Cooperate to Compete: Strategic Data Generation and Incentivization Framework for Coopetitive Cross-Silo Federated Learning

arXiv cs.AI / 4/17/2026

📰 NewsIdeas & Deep AnalysisModels & Research

Key Points

  • The paper addresses a key challenge in cross-silo federated learning (CFL) where participants must cooperate during training but compete in downstream markets, creating incentives that can inadvertently help rivals.
  • Existing competition-aware incentive methods reward marginal contributions but do not properly account for the utility loss to participants caused by strengthening competitors, especially under non-IID data that yields uneven learning gains.
  • It proposes CoCoGen+, a framework that jointly models non-IID data and inter-organizational competition while treating GenAI-based synthetic data generation as an endogenous strategic decision.
  • Each training round is formulated as a weighted potential game, balancing expected learning improvements against computational costs and competition-driven utility losses, and deriving implementable generation strategies to maximize social welfare.
  • The approach adds a payoff redistribution incentive to sustain long-term collaboration, and experiments show CoCoGen+ improves efficiency over baselines across different learning tasks.

Abstract

In data-sensitive domains such as healthcare, cross-silo federated learning (CFL) allows organizations to collaboratively train AI models without sharing raw data. However, practical CFL deployments are inherently coopetitive, in which organizations cooperate during model training while competing in downstream markets. In such settings, training contributions, including data volume, quality, and diversity, can improve the global model yet inadvertently strengthen rivals. This dilemma is amplified by non-IID data, which leads to asymmetric learning gains and undermines sustained participation. While existing competition-aware CFL and incentive-design approaches reward organizations based on marginal training contributions, they fail to account for the costs of strengthening competitors.

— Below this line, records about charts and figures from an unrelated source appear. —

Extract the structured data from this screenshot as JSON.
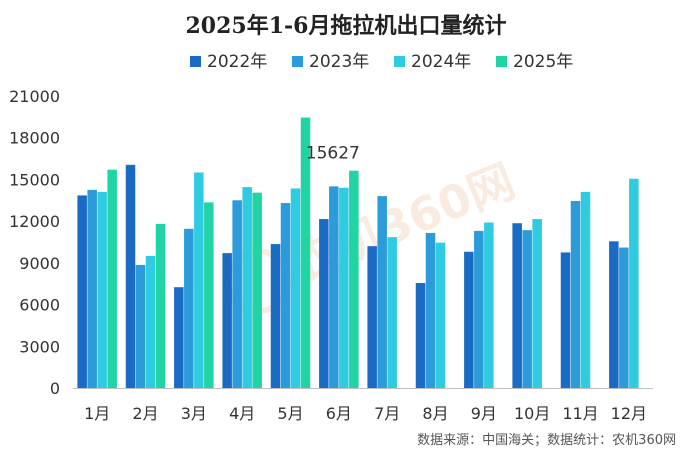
{
  "chart_data": {
    "type": "bar",
    "title": "2025年1-6月拖拉机出口量统计",
    "categories": [
      "1月",
      "2月",
      "3月",
      "4月",
      "5月",
      "6月",
      "7月",
      "8月",
      "9月",
      "10月",
      "11月",
      "12月"
    ],
    "series": [
      {
        "name": "2022年",
        "color": "#1a6bc4",
        "values": [
          13850,
          16050,
          7250,
          9700,
          10350,
          12150,
          10200,
          7550,
          9800,
          11850,
          9750,
          10550
        ]
      },
      {
        "name": "2023年",
        "color": "#2b9bd9",
        "values": [
          14250,
          8850,
          11450,
          13500,
          13300,
          14500,
          13800,
          11150,
          11300,
          11350,
          13450,
          10100
        ]
      },
      {
        "name": "2024年",
        "color": "#2fcbe0",
        "values": [
          14100,
          9500,
          15500,
          14450,
          14350,
          14400,
          10850,
          10450,
          11900,
          12150,
          14100,
          15050
        ]
      },
      {
        "name": "2025年",
        "color": "#20d4a4",
        "values": [
          15700,
          11800,
          13350,
          14050,
          19450,
          15627,
          null,
          null,
          null,
          null,
          null,
          null
        ]
      }
    ],
    "ylim": [
      0,
      21000
    ],
    "yticks": [
      0,
      3000,
      6000,
      9000,
      12000,
      15000,
      18000,
      21000
    ],
    "ytick_labels": [
      "0",
      "3000",
      "6000",
      "9000",
      "12000",
      "15000",
      "18000",
      "21000"
    ],
    "annotation": {
      "text": "15627",
      "category": "6月",
      "series": "2025年"
    },
    "legend_position": "top-center",
    "grid": false
  },
  "source_text": "数据来源：中国海关；数据统计：农机360网",
  "watermark_text": "农机360网"
}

In this paper, we introduce CoCoGen+, a coopetition-compatible data generation and incentivization framework that jointly models non-IID data and inter-organizational competition while endogenizing GenAI-based synthetic data generation as a strategic decision. Specifically, CoCoGen+ formulates each training round as a weighted potential game, where organizations strategically decide how much synthetic data to generate by balancing learning performance gains against computational costs and competition-caused utility losses. We then provide a tractable equilibrium characterization and derive implementable generation strategies to maximize social welfare. To promote long-term collaboration, we integrate a payoff redistribution-based incentive mechanism to compensate organizations for their contributions and competition-caused utility degradation. Experiments on varying learning tasks validate the feasibility of CoCoGen+. The results show how non-IID data, competition intensity, and incentives shape organizational strategies and social welfare, while CoCoGen+ outperforms baselines in efficiency.